En vain vous prétendriez vous en laver les mains : « doctes brigands ». vous êtes bien la race vénale de ces Juifs qui criaient : « C rucifie ! » tout en se récusant. Mettez, mettez un gant blanc, bourreaux : l’or n’en reste pas moins à vos doigts, et aussi le sang ! — Ce venin espagnol infectant bientôt les autres nations, chaque pays devient le théâtre d’horribles supplices, et partout les bons sont torturés, mis à mort par les méchants. Le Père céleste a vu ces lamentables tableaux et a inscrit les noms des saints « en son registre éternel ». Là sera l’inévitable condemnation de leurs juges meurtriers, quand viendront les grands jours du Juge suprême.

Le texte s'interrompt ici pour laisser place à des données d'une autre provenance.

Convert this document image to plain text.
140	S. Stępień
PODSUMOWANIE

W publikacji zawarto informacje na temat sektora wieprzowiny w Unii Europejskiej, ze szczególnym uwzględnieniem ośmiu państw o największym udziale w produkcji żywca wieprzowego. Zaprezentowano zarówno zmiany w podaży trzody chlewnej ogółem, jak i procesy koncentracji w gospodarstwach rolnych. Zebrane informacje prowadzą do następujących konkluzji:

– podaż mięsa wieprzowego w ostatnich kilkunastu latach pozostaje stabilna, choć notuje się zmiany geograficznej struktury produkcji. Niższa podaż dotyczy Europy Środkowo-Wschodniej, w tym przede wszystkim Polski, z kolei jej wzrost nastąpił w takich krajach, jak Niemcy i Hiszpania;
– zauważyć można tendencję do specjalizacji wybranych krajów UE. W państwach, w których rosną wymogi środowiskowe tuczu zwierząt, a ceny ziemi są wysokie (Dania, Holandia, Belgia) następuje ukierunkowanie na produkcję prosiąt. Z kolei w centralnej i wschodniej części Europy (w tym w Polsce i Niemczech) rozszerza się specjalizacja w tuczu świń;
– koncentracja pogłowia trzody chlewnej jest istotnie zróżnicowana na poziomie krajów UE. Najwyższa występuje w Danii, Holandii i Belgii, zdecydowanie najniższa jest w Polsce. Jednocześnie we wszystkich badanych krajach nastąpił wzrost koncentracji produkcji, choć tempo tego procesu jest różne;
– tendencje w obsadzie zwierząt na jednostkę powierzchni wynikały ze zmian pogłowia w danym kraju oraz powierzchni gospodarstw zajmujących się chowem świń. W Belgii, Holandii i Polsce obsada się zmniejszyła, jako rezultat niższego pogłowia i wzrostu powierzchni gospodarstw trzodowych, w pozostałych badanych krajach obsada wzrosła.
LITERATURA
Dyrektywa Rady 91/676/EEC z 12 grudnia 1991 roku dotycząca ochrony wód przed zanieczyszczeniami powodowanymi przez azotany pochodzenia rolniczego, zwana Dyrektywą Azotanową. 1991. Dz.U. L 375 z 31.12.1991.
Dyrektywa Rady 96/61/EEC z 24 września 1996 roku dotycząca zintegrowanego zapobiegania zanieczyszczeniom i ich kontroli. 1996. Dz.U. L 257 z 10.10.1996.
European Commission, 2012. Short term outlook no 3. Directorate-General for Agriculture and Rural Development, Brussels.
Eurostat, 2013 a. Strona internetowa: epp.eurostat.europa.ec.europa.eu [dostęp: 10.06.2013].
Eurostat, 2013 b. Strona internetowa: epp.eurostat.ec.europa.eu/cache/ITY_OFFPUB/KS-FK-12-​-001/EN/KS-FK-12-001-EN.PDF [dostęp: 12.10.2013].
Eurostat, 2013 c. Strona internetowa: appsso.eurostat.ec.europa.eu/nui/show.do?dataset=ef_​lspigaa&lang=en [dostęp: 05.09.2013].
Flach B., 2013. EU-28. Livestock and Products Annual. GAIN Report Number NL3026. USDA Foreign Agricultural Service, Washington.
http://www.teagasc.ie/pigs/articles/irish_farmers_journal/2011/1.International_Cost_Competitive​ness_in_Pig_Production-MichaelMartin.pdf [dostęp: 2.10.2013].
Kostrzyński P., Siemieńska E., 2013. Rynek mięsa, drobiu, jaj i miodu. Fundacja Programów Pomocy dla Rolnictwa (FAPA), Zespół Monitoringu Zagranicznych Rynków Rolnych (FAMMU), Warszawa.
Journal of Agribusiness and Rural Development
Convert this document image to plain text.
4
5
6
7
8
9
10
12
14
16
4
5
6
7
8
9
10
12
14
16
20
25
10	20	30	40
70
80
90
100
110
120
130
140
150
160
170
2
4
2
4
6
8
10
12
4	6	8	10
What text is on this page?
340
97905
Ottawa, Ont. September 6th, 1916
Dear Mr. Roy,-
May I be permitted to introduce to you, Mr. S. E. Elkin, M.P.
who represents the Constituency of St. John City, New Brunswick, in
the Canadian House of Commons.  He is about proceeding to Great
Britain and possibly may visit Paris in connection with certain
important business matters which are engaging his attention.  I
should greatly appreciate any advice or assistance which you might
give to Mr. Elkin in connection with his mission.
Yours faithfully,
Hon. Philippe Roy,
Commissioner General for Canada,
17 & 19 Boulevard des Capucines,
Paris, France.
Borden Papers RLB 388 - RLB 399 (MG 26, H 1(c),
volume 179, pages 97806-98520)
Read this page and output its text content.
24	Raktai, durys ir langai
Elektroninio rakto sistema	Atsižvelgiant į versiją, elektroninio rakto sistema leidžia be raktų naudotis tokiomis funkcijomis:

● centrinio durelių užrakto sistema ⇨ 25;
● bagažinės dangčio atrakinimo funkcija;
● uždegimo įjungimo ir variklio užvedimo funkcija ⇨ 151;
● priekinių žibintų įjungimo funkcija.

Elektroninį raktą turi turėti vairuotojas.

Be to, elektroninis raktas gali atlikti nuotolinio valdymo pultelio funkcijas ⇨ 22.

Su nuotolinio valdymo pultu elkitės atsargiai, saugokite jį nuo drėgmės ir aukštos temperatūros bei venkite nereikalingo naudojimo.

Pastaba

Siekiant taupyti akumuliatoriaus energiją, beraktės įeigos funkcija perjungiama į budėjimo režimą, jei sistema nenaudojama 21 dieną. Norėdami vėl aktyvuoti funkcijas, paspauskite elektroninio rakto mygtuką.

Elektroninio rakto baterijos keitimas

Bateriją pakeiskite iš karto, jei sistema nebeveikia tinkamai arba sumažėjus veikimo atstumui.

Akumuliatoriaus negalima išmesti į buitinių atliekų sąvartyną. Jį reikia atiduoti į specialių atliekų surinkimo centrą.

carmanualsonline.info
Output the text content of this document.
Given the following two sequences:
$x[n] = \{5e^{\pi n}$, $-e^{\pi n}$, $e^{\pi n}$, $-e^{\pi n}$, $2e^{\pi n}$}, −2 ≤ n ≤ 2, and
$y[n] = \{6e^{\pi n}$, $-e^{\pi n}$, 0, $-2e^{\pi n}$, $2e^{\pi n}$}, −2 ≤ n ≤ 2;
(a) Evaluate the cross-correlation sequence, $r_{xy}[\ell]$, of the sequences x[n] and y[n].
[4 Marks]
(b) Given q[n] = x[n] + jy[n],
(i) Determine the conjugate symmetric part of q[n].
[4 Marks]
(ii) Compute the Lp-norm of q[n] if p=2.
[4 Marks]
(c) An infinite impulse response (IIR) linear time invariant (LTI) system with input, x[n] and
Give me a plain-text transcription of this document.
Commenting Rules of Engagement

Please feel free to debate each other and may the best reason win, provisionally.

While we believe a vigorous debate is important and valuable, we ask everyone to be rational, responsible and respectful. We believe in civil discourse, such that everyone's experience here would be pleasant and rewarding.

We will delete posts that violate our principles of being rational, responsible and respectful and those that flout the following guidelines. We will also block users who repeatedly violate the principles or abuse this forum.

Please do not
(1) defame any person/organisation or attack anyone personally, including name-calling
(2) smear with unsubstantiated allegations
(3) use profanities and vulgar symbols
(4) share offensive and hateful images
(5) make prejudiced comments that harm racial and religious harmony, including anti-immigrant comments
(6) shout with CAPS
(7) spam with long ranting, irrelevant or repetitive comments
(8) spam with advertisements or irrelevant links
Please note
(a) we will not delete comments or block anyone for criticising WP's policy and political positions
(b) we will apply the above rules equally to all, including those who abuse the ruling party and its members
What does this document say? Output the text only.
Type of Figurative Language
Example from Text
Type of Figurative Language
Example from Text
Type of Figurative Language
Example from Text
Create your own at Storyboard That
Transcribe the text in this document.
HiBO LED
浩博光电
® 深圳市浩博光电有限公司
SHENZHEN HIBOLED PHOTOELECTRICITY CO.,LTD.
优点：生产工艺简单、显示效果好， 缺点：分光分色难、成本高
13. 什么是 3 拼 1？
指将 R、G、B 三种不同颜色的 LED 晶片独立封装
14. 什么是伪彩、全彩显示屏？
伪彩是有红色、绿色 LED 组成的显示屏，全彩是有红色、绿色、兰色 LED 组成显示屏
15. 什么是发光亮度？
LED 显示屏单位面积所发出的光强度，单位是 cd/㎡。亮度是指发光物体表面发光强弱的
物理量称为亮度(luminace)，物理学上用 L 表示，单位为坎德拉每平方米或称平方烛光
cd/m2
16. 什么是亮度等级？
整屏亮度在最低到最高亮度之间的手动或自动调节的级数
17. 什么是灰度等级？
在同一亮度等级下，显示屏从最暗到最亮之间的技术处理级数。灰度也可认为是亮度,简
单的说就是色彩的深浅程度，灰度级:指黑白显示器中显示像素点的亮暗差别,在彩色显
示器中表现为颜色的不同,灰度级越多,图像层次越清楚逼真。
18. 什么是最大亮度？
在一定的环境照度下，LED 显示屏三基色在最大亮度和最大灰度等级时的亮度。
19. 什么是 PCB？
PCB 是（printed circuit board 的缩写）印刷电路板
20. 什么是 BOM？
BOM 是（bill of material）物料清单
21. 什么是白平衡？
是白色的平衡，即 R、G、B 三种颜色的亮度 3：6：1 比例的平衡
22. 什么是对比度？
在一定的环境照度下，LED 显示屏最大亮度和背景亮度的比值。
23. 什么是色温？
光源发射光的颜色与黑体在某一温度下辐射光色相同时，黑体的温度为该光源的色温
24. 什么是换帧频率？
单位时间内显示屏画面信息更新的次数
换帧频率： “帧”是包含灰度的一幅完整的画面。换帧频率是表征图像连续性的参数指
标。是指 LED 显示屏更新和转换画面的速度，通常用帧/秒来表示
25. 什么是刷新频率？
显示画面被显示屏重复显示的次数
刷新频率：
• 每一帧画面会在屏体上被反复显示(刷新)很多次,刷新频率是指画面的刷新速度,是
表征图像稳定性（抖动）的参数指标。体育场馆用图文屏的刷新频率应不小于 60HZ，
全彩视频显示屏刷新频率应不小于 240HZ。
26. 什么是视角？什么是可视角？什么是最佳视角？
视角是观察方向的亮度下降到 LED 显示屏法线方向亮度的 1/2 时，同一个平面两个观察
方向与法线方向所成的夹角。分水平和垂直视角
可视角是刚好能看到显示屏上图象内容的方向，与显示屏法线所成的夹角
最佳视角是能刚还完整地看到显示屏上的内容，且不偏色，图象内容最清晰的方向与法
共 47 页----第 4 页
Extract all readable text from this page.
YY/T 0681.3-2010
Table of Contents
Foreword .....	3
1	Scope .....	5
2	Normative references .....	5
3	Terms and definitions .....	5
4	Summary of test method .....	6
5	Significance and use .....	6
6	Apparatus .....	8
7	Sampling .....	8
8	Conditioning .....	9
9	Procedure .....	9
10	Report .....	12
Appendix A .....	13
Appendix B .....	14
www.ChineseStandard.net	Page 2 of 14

Puisqu’ils n’ont pas su profiter des avertissements qu’ils pouvaient lire sur les voûtes mêmes de leur « grand palais », où ont été tracées les annales de Thémis et de ces plus fameux représentants dans toute l’histoire sacrée et profane, depuis Moïse et Salomon, Aristide et Cyrus, Caton et Auguste, Trajan et Charlemagne, jusqu’aux modernes et aux contemporains. Là se voit aussi le cortège des martyrs qui vont enfin recevoir la couronne de leur triomphe final, en même temps que là foudre céleste va frapper leurs bourreaux devant le trône de gloire. —Le poète se donne ici carrière pour peindre l’antre de la Chicane et tous ses agissements, La Basse Normandie, le Comtat, le Poitou, sont proprement son refuge. La Suisse, la Hollande, l’Angleterre, l’Ecosse, ont su s’en préserver. Heureux et digne d’envie est le libre royaume d’Elisabeth ! — Puisque les marchands de justice à faux poids font la sourde oreille, il faut emprunter les accents de David et les forcer d’entendre ce qu’il adresse à ceux qui ne rendent pas la justice, mais la vendent. Oui, Dieu vous demandera compte de vois iniquités, de vos mensonges, de vos attentats. Avant qu’il soit peu, le Seigneur viendra, armé de sa verge de fer : il vous châtiera ainsi que vous le méritez.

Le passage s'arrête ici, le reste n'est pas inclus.